Raynaud's: A Perennial Condition

"If you have an old injury--a strain, sprain, or broken bone from some previous time in your life, or any of the usual musculoskeletal disorders like carpal tunnel--it will react negatively to cold," says Denise Brooks, Ph.D., a Springfield, Ohio-based ergonomics consultant. "Often, these negative impacts are for life."

Raynaud's disease is one such perennial disorder. It's a condition in which blood vessels in some areas of the body--usually fingers and toes--appear to overreact to cold temperatures or stress. Doctors don't completely understand the cause of Raynaud's attacks, but they suspect prior injuries to the hands or feet, such as wrist fracture, frostbite, or carpal tunnel syndrome itself can lead to it. Workers who operate vibrating tools can develop a type of Raynaud's called vibration-induced white finger.
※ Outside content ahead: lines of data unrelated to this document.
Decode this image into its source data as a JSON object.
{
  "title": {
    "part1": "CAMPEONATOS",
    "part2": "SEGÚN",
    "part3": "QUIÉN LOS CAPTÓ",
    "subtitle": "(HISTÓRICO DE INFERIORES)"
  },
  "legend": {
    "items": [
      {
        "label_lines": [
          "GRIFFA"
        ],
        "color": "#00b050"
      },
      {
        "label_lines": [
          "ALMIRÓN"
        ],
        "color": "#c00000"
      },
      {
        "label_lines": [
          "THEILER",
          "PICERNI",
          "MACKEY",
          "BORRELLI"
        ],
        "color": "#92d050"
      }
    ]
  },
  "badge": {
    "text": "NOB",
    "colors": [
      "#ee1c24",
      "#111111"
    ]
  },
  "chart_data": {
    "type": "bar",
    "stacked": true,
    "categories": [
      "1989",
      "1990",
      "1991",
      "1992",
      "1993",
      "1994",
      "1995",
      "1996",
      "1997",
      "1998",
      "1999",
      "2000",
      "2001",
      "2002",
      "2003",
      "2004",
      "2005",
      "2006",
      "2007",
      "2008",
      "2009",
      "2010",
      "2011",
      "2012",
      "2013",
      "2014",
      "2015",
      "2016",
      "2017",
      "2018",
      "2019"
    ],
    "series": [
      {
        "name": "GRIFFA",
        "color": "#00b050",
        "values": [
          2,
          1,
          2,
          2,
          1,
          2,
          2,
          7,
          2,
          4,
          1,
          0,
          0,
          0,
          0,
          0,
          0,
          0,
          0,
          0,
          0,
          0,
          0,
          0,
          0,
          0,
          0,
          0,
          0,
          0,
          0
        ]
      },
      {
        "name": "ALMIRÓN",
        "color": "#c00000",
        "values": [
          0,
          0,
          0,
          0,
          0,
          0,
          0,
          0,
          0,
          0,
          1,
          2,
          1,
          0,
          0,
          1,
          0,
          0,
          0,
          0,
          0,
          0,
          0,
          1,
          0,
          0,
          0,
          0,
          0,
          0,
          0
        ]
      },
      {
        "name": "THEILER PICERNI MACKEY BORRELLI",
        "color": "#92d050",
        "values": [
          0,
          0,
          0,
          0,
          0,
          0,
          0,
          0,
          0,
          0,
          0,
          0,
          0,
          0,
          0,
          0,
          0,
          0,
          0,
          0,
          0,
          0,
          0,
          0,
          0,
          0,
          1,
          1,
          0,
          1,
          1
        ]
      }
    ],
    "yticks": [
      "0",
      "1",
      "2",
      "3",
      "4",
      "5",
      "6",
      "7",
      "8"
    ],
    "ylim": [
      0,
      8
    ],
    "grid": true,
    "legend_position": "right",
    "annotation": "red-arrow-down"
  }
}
During an attack, arteries narrow, limiting blood circulation to the affected areas causing them to feel numb and cool, usually also resulting in a sequence of skin discolorations and a prickly or stinging feeling upon warming or relief of the stress. Cold temperatures are most likely to provoke an attack, but in some cases emotional stress alone can cause an episode. For most people the disease is more a nuisance than a disability, but in severe cases--which are rare--blood circulation can permanently diminish, causing deformities and, rarer still, amputations.

Doctors' suggested preventive and self-care measures for Raynaud's sufferers include:

• Dress warmly outdoors.
• Take precautions indoors. Consider wearing socks to bed during winter; consider wearing gloves when taking food out of the freezer.
• Don't smoke. Nicotine causes skin temperature to drop by constricting blood vessels, which may lead to an attack; inhaling secondhand smoke also can aggravate Raynaud's.
• Exercise. It can increase circulation, among other health benefits.
• Control stress. Because stress may trigger an attack, learning to recognize and avoid stressful situations may help to control the number of attacks.
• Take care of your hands and feet. Guard them from injury; avoid wearing tight wristbands, rings, or footwear that compresses blood vessels in your hands and feet.
• Avoid workplace triggers. Avoiding tools that vibrate thehand may reduce the frequency of attacks.